Então, como devemos ensinar em uma paisagem tão caótica? Esta é a pergunta que eu estava me perguntando na introdução e na próxima seção veremos mais a respeito. No entanto, o que os professores de Capoeira têm tentado fazer em grande parte não se relaciona bem com o caos e a tomada de decisões delineados acima. Vamos refletir sobre a lição típica de Capoeira que vimos na Parte 2, que contém em grande parte:


  1. Copiando um professor na frente da classe
  2. Trabalho individual em chutes ou esquivas
  3. Sequências coreografadas em pares


Estas são práticas altamente restritas e descontextualizadas comum em esportes e treinamento de movimento. Como professores, muitas vezes tentamos entender o caos, eliminando-o tanto quanto possível. Trabalhar os movimentos individualmente pode melhorar a técnica do indivíduo quando aquele aluno não tem parceiro e não tem caos, mas segundo Bernstein não podemos replicá-los, principalmente quando o ambiente muda.

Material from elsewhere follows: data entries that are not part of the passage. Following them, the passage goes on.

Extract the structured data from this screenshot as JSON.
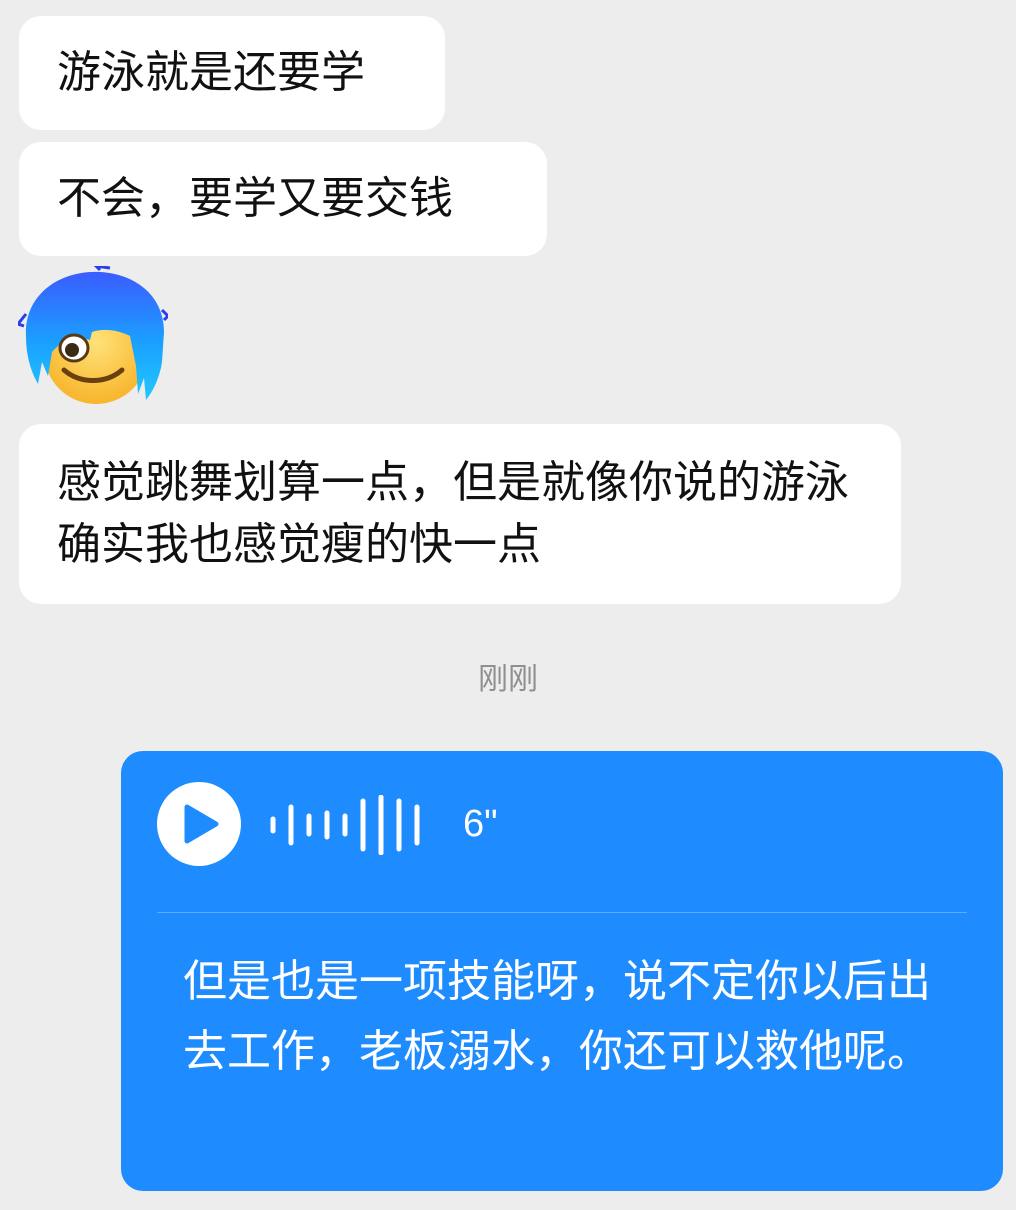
{
  "messages": [
    {
      "text": "游泳就是还要学"
    },
    {
      "text": "不会，要学又要交钱"
    },
    {
      "sticker": "blue-haired-smiling-face-sticker"
    },
    {
      "text": "感觉跳舞划算一点，但是就像你说的游泳确实我也感觉瘦的快一点"
    }
  ],
  "timestamp": "刚刚",
  "voice_message": {
    "duration": "6\"",
    "transcript": "但是也是一项技能呀，说不定你以后出去工作，老板溺水，你还可以救他呢。",
    "play_icon": "play-icon"
  },
  "colors": {
    "background": "#ededed",
    "incoming_bubble": "#ffffff",
    "outgoing_bubble": "#1e8cff",
    "timestamp_text": "#8f8f8f"
  }
}
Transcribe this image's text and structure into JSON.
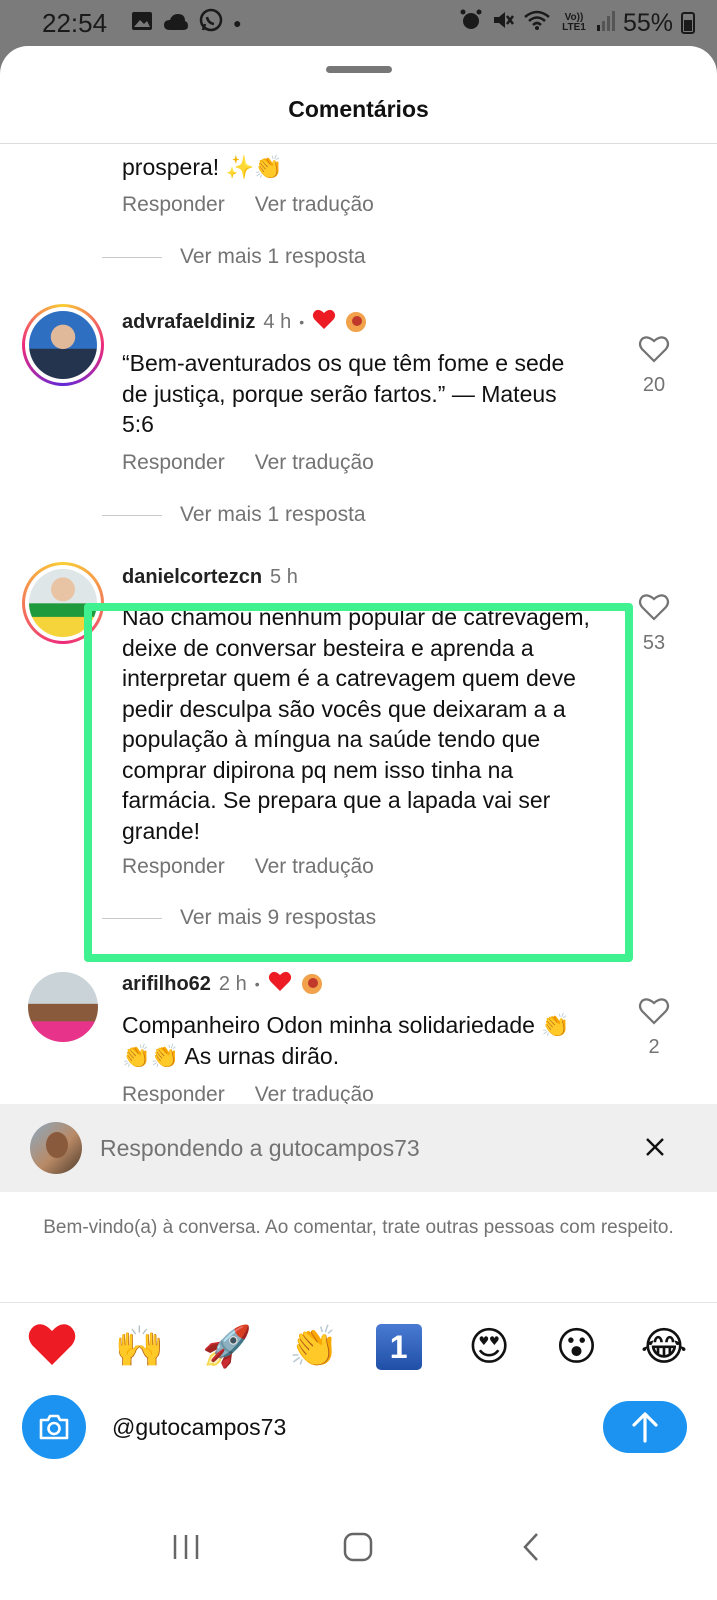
{
  "status_bar": {
    "time": "22:54",
    "battery": "55%",
    "network_label": "Vo)) LTE1"
  },
  "sheet": {
    "title": "Comentários"
  },
  "comments": [
    {
      "text_lines": [
        "prospera! ✨👏"
      ],
      "actions": {
        "reply": "Responder",
        "translate": "Ver tradução"
      },
      "more_replies": "Ver mais 1 resposta"
    },
    {
      "username": "advrafaeldiniz",
      "time": "4 h",
      "text": "“Bem-aventurados os que têm fome e sede de justiça, porque serão fartos.” — Mateus 5:6",
      "likes": "20",
      "actions": {
        "reply": "Responder",
        "translate": "Ver tradução"
      },
      "more_replies": "Ver mais 1 resposta"
    },
    {
      "username": "danielcortezcn",
      "time": "5 h",
      "text": "Não chamou nenhum popular de catrevagem, deixe de conversar besteira e aprenda a interpretar quem é a catrevagem quem deve pedir desculpa são vocês que deixaram a a população à míngua na saúde tendo que comprar dipirona pq nem isso tinha na farmácia. Se prepara que a lapada vai ser grande!",
      "likes": "53",
      "actions": {
        "reply": "Responder",
        "translate": "Ver tradução"
      },
      "more_replies": "Ver mais 9 respostas"
    },
    {
      "username": "arifilho62",
      "time": "2 h",
      "text": "Companheiro Odon minha solidariedade 👏👏👏 As urnas dirão.",
      "likes": "2",
      "actions": {
        "reply": "Responder",
        "translate": "Ver tradução"
      }
    }
  ],
  "reply_bar": {
    "text": "Respondendo a gutocampos73",
    "close_icon": "close-icon"
  },
  "welcome_message": "Bem-vindo(a) à conversa. Ao comentar, trate outras pessoas com respeito.",
  "emoji_bar": [
    "❤️",
    "🙌",
    "🚀",
    "👏",
    "1",
    "😍",
    "😮",
    "😂"
  ],
  "composer": {
    "value": "@gutocampos73"
  },
  "colors": {
    "accent": "#1c93f0",
    "highlight": "#3ff28f",
    "muted": "#737373",
    "heart_red": "#ed1c24"
  }
}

O comumente visto apresenta uma sequência coreografada emparelhada ambiente. No entanto, os chutes e movimentos são sequenciados, geralmente no grau de onde começar a sequência (por exemplo, chute de costas) e passos espelhados. Aqui, o acoplamento de percepção e ação é desmontado. Os alunos se tornam bons na sequência, mas na Roda precisam encontrar as oportunidades que lhes são apresentadas, ou criá-las. Ainda não tocamos no desenvolvimento da criatividade, mas está claro que, ao definir soluções para os alunos, isso é limitado ou não há permissão para isso. Uma observação comum dos Mestres mais velhos é o declínio da criatividade e do jogo na Capoeira moderna, com muitos movimentos feitos sem intenção ou consideração pelo parceiro. Os métodos de treinamento que usamos podem ser a causa disso?

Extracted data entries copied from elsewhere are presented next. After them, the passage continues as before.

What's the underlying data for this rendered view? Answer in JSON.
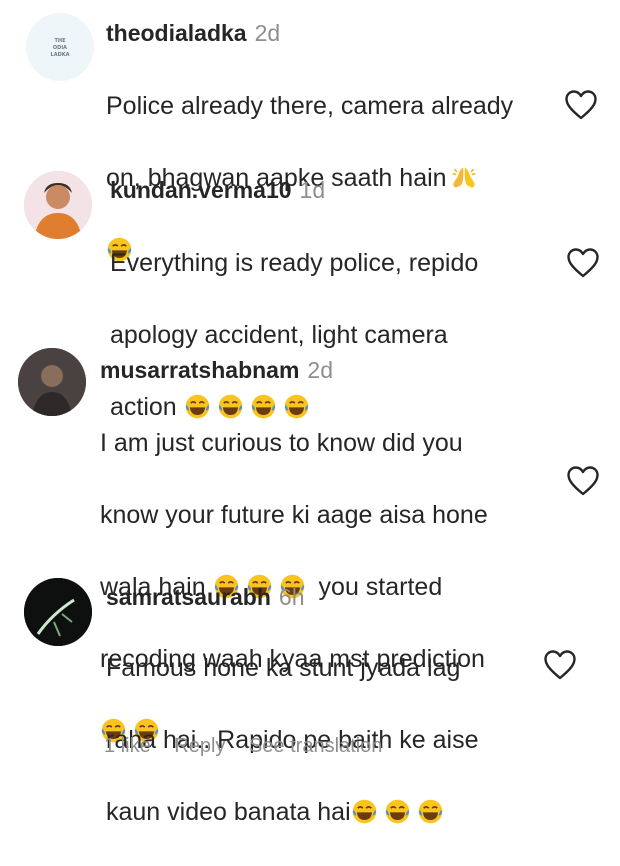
{
  "comments": [
    {
      "username": "theodialadka",
      "time": "2d",
      "lines": [
        "Police already there, camera already",
        "on, bhagwan aapke saath hain"
      ],
      "avatar_logo": "THE ODIA LADKA"
    },
    {
      "username": "kundan.verma10",
      "time": "1d",
      "lines": [
        "Everything is ready police, repido",
        "apology accident, light camera",
        "action"
      ]
    },
    {
      "username": "musarratshabnam",
      "time": "2d",
      "lines": [
        "I am just curious to know did you",
        "know your future ki aage aisa hone",
        "wala hain",
        "you started",
        "recoding waah kyaa mst prediction"
      ]
    },
    {
      "username": "samratsaurabh",
      "time": "6h",
      "lines": [
        "Famous hone ka stunt jyada lag",
        "raha hai.. Rapido pe baith ke aise",
        "kaun video banata hai"
      ]
    }
  ],
  "actions": {
    "likes": "1 like",
    "reply": "Reply",
    "translate": "See translation"
  },
  "icons": {
    "like": "heart-outline-icon",
    "laugh": "face-with-tears-of-joy-emoji",
    "pray": "folded-hands-emoji"
  },
  "colors": {
    "username": "#262626",
    "secondary": "#8e8e8e",
    "emoji_face": "#f9c41e",
    "emoji_tear": "#3d8ee8"
  }
}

Seguir professores ou instruções de professores não permite soluções de movimento a serem resolvidas pelos alunos. Em vez disso, ele fornece o teste e as respostas para eles copiarem às cegas. O trabalho individual permite que os alunos aumentem suas capacidades, mas, novamente, sem a sintonia com as informações do ambiente onde essas capacidades devem ser realizadas. Uma frase comum ouvida de alunos, inclusive eu ao longo dos anos, é ‘Posso fazer esse movimento muito bem, mas nunca faço na Roda’. Por meio de suas pesquisas, acho que Gibson e Bernstein forneceram suas respostas para esse problema.